AI and data teams in a sense, kind of, do the same thing: make decisions based on data. So how do you build AI that helps data teams do their best work?
Hex was one of the first companies in their space to embrace language models and build code generation features into their data workspace. In this episode of Barrchives, I went deep with Hex’s co-founder and CEO, Barry McCardel, about Hex’s journey towards becoming an AI company.
Here are a few highlights from our conversation:
“It never felt right for us to charge for our AI features for a few principled reasons. One, the cost is pretty low and it’s getting cheaper. But more importantly, having an AI add-on presupposes that there’s a version of the product you’d want to sell that doesn’t have AI. That’s true today, but I don’t think it’s going to be true in a couple of years.
It’s like charging for cloud back in 2014. It would have made sense for it to be an add on, but eventually that just became how software works.”
“The first version of our Magic features took one month to build. One engineer, one designer, and me. It was pretty simple, you gave a prompt and it generated code. We weren’t passing in context, we didn’t have a vector DB, or anything like that. And then over the years we scaled it up and invested in it a lot more.

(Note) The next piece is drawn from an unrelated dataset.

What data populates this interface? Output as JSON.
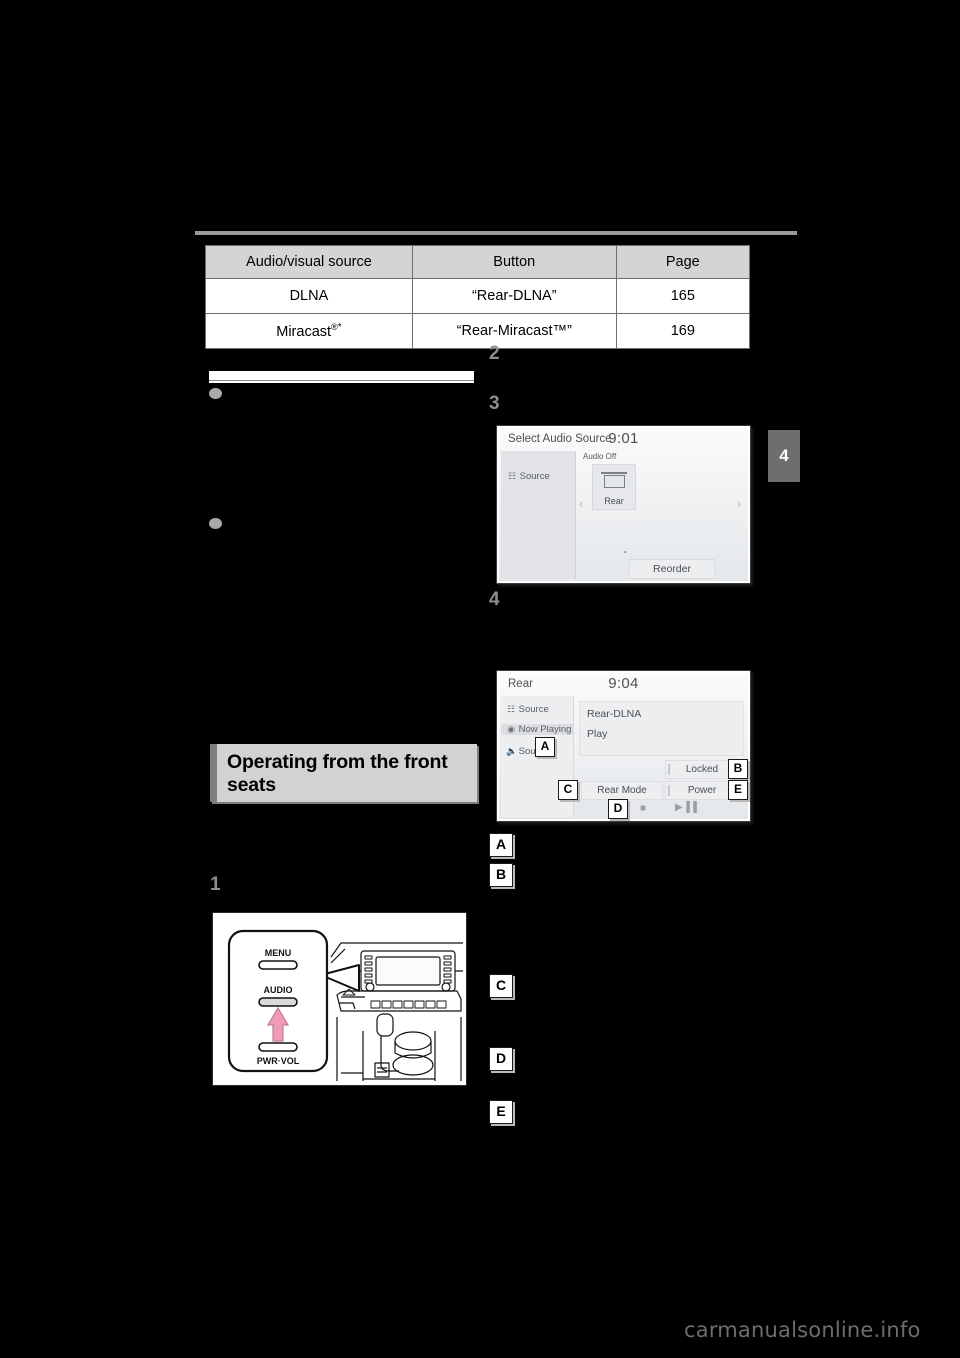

A lot of founders are putting a lot of effort into AI stuff, and it’s an interesting question of whether they’re consistently getting product out. In a lot of cases, these things end up like research projects where you put energy in, and it’s unclear if you get value out. AI confounds a lot of your product intuitions and it’s not always clear if things are going to work or why.”
“We spent a bunch of time building this feature where you could have our AI edit your code. And the experience wasn’t quite there, since you’d have to wait for this thing to stream edits for all of your lines of code in a block, even if it only wanted to change 1. We put all of this engineering time into figuring out how to do this faster…and then GPT 3.5 turbo came out, and the faster model with the old approach worked just fine.
So to some degree, you need to try to extrapolate where progress is going and where models are going to be in a few months, or you’ll waste time on problems that someone else will eventually solve for you.”